Das Jahr in der Abgeschiedenheit bedeutete weniger Reisen, weniger gesellschaftliche Veranstaltungen wahrzunehmen und damit weniger Verpflichtungen zu haben – also blieb mehr Zeit für Kontemplation, Lesen und Musik hören, für Filme und Zoom-Vorträge aus aller Welt (Menschen, die ich sonst nie zu sehen oder zu hören bekommen hätte, konnte ich digital live folgen, von der Aktivistin und Philosophin Angela Davis bis hin zur neuen amerikanischen Vizepräsidentin Kamala Harris; ebenso konnte ich an vielen Vorträgen von Künstlern und Kuratoren teilnehmen).

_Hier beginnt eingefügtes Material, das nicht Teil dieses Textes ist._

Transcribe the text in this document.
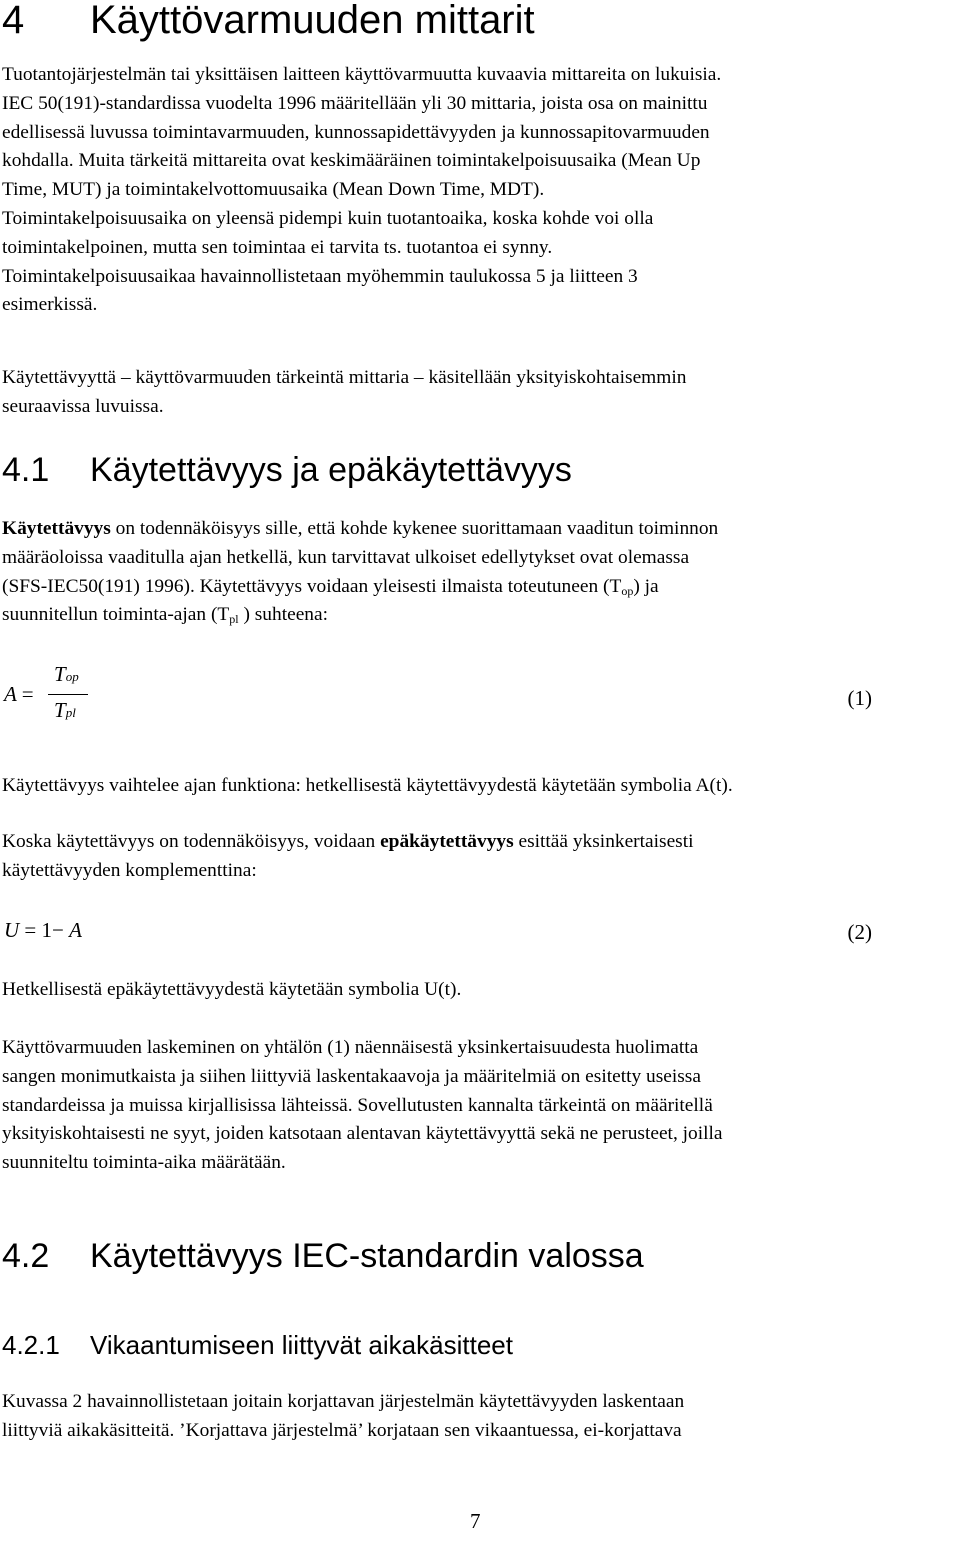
4 Käyttövarmuuden mittarit
Tuotantojärjestelmän tai yksittäisen laitteen käyttövarmuutta kuvaavia mittareita on lukuisia.
IEC 50(191)-standardissa vuodelta 1996 määritellään yli 30 mittaria, joista osa on mainittu
edellisessä luvussa toimintavarmuuden, kunnossapidettävyyden ja kunnossapitovarmuuden
kohdalla. Muita tärkeitä mittareita ovat keskimääräinen toimintakelpoisuusaika (Mean Up
Time, MUT) ja toimintakelvottomuusaika (Mean Down Time, MDT).
Toimintakelpoisuusaika on yleensä pidempi kuin tuotantoaika, koska kohde voi olla
toimintakelpoinen, mutta sen toimintaa ei tarvita ts. tuotantoa ei synny.
Toimintakelpoisuusaikaa havainnollistetaan myöhemmin taulukossa 5 ja liitteen 3
esimerkissä.
Käytettävyyttä – käyttövarmuuden tärkeintä mittaria – käsitellään yksityiskohtaisemmin
seuraavissa luvuissa.
4.1 Käytettävyys ja epäkäytettävyys
Käytettävyys on todennäköisyys sille, että kohde kykenee suorittamaan vaaditun toiminnon
määräoloissa vaaditulla ajan hetkellä, kun tarvittavat ulkoiset edellytykset ovat olemassa
(SFS-IEC50(191) 1996). Käytettävyys voidaan yleisesti ilmaista toteutuneen $(T_{op})$ ja
suunnitellun toiminta-ajan ($T_{pl}$ ) suhteena:
A =
Top
Tpl
(1)
Käytettävyys vaihtelee ajan funktiona: hetkellisestä käytettävyydestä käytetään symbolia A(t).
Koska käytettävyys on todennäköisyys, voidaan epäkäytettävyys esittää yksinkertaisesti
käytettävyyden komplementtina:
U = 1− A	(2)
Hetkellisestä epäkäytettävyydestä käytetään symbolia U(t).
Käyttövarmuuden laskeminen on yhtälön (1) näennäisestä yksinkertaisuudesta huolimatta
sangen monimutkaista ja siihen liittyviä laskentakaavoja ja määritelmiä on esitetty useissa
standardeissa ja muissa kirjallisissa lähteissä. Sovellutusten kannalta tärkeintä on määritellä
yksityiskohtaisesti ne syyt, joiden katsotaan alentavan käytettävyyttä sekä ne perusteet, joilla
suunniteltu toiminta-aika määrätään.
4.2 Käytettävyys IEC-standardin valossa
4.2.1 Vikaantumiseen liittyvät aikakäsitteet
Kuvassa 2 havainnollistetaan joitain korjattavan järjestelmän käytettävyyden laskentaan
liittyviä aikakäsitteitä. ’Korjattava järjestelmä’ korjataan sen vikaantuessa, ei-korjattava
7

Das Ganze war mehr eine Lernphase als eine kreative Phase, denn die Welt hat sich so dramatisch und rasch verändert – viele meiner früheren Ideen fühlten sich für mich nun nicht mehr richtig an und ich musste mich oft neu sortieren. Normalerweise bin ich etwas frustriert, wenn ich nicht regelmäßig arbeiten kann, aber diese Zeit war so fruchtbar für meine Gedanken, dass ich erst jetzt richtig anfange sie zu ordnen, um neue Arbeiten zu schaffen.
Woran arbeitest Du gerade?
Ich spreche nicht gerne über Ideen, die gerade erst im Entstehen sind, aber eine allgemeine Beschreibung meiner Arbeit ist bspw., dass es darum geht, sich von festgefahrenen Mustern zu befreien; Objekte, Gedanken und Menschen loszulassen, die einem nicht gut tun, die überflüssige Last sozusagen abzuschütteln, um zu versuchen zur wahren Essenz der Dinge zu gelangen. Ein Großteil der unglaublichen rassenbezogenen Schriften, die ich gelesen habe, spricht über das Loslassen des Weißseins. Wenn Sie bspw. eine weiße Person in den Vereinigten Staaten sind und Teil einer sich verändernden Zukunft sein wollen, müssen Sie bereit sein, bestimmte Dinge aufzugeben, die für selbstverständlich gehalten werden. Ich weiß, dass ich nicht die einzige Person bin, die Fragen zu den Werten der "früheren Zeiten" hat. Ich denke aber, dass wir alle in einer Welt leben wollen, die danach strebt, ein besserer Ort zu sein.